Oltre 2mila persone, fra le quali diversi combattenti dello Stato islamico hanno abbandonato nelle ultime 24 ore l’ultima roccaforte del gruppo jihadista in Siria, nella zona orientale e desertica. La coalizione arabo-curda, sostenuta dagli Usa, si dice pronta a sferrare l’assalto finale nella zona a est dell’Eufrate. Secondo fonti Onu negli ultimi sei mesi almeno 25mila persone sono fuggite e nell’ultima settimana le operazioni di evacuazione sono aumentate in modo vertiginoso. Sotto il controllo del “Califfato” vi è ancora il villaggio di Sousa, obiettivo dell’attacco finale dei curdi.
Intanto si intensificano i raid aerei dell’aviazione statunitense, in risposta all’attentato di ieri a Manbij, nel nord-ovest del Paese, rivendicato dallo Stato islamico e in cui sono morti almeno quattro soldati Usa (21 le vittime in totale). Teatro dell’esplosione ad opera di un kamikaze il ristorante “I principi” (al Umarà) nel centro della città, che sorge fra Aleppo e l’Eufrate. Analisti ed esperti ritengono che l’attacco sia una risposta alle parole del presidente Donald Trump, che ha ordinato il ritiro delle truppe americane perché “l’Isis è sconfitto”.

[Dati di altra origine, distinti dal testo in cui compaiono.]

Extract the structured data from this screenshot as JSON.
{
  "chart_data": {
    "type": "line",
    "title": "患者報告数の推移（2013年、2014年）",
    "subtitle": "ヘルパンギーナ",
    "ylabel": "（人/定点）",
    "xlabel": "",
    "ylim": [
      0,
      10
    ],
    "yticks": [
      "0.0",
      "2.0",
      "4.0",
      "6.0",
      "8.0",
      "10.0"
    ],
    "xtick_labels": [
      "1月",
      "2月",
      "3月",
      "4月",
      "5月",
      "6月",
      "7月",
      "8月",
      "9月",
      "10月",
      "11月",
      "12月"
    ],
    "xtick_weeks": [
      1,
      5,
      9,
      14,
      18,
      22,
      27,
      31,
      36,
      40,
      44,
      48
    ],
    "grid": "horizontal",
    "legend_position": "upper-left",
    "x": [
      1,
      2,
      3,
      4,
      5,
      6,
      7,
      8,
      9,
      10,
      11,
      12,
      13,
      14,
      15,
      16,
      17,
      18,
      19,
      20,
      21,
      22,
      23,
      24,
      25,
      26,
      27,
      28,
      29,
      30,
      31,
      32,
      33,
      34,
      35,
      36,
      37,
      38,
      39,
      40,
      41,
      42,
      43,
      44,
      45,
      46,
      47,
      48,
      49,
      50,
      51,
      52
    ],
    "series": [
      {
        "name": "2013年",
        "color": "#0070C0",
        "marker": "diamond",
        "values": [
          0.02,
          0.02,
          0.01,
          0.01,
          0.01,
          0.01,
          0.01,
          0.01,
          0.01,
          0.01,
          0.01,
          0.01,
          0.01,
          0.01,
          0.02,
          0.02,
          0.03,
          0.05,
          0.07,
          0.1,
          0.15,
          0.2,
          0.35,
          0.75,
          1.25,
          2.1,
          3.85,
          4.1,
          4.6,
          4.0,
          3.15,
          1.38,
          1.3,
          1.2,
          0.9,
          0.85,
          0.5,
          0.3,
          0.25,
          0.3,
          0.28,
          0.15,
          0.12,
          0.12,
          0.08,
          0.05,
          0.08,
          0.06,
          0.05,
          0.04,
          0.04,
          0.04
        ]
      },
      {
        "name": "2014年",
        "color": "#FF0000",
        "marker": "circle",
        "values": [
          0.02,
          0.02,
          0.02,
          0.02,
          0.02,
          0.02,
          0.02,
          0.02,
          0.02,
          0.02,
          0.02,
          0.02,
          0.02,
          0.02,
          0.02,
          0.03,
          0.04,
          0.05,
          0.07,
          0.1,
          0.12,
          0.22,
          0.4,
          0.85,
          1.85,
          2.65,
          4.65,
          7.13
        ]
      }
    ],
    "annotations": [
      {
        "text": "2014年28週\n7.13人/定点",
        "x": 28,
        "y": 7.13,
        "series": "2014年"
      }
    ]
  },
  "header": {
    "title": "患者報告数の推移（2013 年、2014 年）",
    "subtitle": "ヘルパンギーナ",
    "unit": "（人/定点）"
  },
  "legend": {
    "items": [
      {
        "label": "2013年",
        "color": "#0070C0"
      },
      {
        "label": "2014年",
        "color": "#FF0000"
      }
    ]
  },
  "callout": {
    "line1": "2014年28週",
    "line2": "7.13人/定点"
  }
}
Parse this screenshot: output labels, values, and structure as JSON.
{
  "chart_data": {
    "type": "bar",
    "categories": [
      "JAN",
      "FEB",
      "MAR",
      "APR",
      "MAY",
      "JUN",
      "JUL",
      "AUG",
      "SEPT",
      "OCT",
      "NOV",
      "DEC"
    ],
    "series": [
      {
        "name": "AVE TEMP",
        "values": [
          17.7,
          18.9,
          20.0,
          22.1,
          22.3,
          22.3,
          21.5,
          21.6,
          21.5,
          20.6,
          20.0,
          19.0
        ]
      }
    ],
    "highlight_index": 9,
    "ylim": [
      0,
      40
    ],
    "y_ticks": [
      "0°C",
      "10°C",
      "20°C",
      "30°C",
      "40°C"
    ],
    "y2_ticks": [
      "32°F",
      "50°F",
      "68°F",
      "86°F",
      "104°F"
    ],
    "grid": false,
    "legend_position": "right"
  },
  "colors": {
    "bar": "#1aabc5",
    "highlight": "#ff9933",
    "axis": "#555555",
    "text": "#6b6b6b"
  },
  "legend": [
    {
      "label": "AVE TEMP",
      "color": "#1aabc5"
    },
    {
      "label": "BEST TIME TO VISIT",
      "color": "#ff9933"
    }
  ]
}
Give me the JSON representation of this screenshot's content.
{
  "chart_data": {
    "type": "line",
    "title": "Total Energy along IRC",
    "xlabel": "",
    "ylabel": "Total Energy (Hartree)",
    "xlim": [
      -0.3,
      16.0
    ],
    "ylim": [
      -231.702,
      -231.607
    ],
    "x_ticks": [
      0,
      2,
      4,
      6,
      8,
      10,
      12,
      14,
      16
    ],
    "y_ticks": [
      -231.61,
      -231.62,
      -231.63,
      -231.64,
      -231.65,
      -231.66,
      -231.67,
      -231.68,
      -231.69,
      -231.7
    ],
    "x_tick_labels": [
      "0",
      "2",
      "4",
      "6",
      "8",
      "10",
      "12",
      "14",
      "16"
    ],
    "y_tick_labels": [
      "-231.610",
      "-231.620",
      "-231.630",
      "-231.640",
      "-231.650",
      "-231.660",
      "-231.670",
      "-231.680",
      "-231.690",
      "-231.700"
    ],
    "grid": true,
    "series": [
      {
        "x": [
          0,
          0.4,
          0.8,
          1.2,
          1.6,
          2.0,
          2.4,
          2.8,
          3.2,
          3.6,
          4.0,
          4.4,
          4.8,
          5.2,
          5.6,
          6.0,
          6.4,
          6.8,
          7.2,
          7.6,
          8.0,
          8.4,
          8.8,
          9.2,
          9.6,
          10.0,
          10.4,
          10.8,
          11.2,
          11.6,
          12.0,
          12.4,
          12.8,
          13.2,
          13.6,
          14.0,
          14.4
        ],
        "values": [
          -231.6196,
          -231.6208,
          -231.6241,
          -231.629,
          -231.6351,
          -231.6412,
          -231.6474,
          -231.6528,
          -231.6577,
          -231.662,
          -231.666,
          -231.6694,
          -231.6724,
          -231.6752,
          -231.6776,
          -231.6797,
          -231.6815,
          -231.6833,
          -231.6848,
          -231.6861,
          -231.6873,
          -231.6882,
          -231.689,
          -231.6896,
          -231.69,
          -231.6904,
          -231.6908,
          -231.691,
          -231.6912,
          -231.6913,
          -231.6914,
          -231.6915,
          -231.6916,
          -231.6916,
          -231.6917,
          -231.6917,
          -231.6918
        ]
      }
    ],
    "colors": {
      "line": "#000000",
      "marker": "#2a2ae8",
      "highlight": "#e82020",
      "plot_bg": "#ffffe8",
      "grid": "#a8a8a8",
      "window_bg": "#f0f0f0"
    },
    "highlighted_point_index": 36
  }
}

Manbij, dove è di stanza un piccolo contingente Usa, è stata stappata all’Isis dai curdi dell’Ypg (le forze di mobilitazione popolare), nell’estate del 2016, dopo essere stata governata per oltre due anni dai jihadisti. Spettatore interessato la Turchia, che chiede il ritiro dei curdi a est dell’Eufrate per assumere il controllo della città e dell’area circostante, mentre il ministro russo degli Esteri Sergey Lavrov ha ricordato che tutto il nord della Siria deve tornare sotto il controllo di Damasco.
“Erdogan - racconta mons. Georges - vuole creare una zona cuscinetto [un’area di 32 km nel nord della Siria] dalla quale controllare il territorio e lanciare l’attacco ai curdi. Questo complica la situazione”. La lotta per il potere racchiude interessi politici ed economici: “Il presidente turco vuole colpire i curdi - spiega il prelato - e mettere le mani su un territorio ricco di petrolio e risorse naturali, dall’importanza strategica”.
Inoltre, questa “zona-cuscinetto” finirebbe per coinvolgere anche la regione di Aleppo e questo apre “prospettive drammatiche”. “All’orizzonte - racconta il vicario - si profilano nuovi tentativi di ingerenze quando l’unico autorizzato a sorvegliare il territorio e combattere i jihadisti è il governo siriano”. Questi giochi di potere “finiscono per complicare la situazione”, conclude il prelato, “e la gente che fino a poco tempo fa intravedeva prospettive di pace e stabilità sembra perdere la speranza. Il timore è che possa innescarsi una nuova escalation negativa di violenze, bloccando così il lento ritorno alla normalità e le iniziative di sviluppo e ricostruzione”.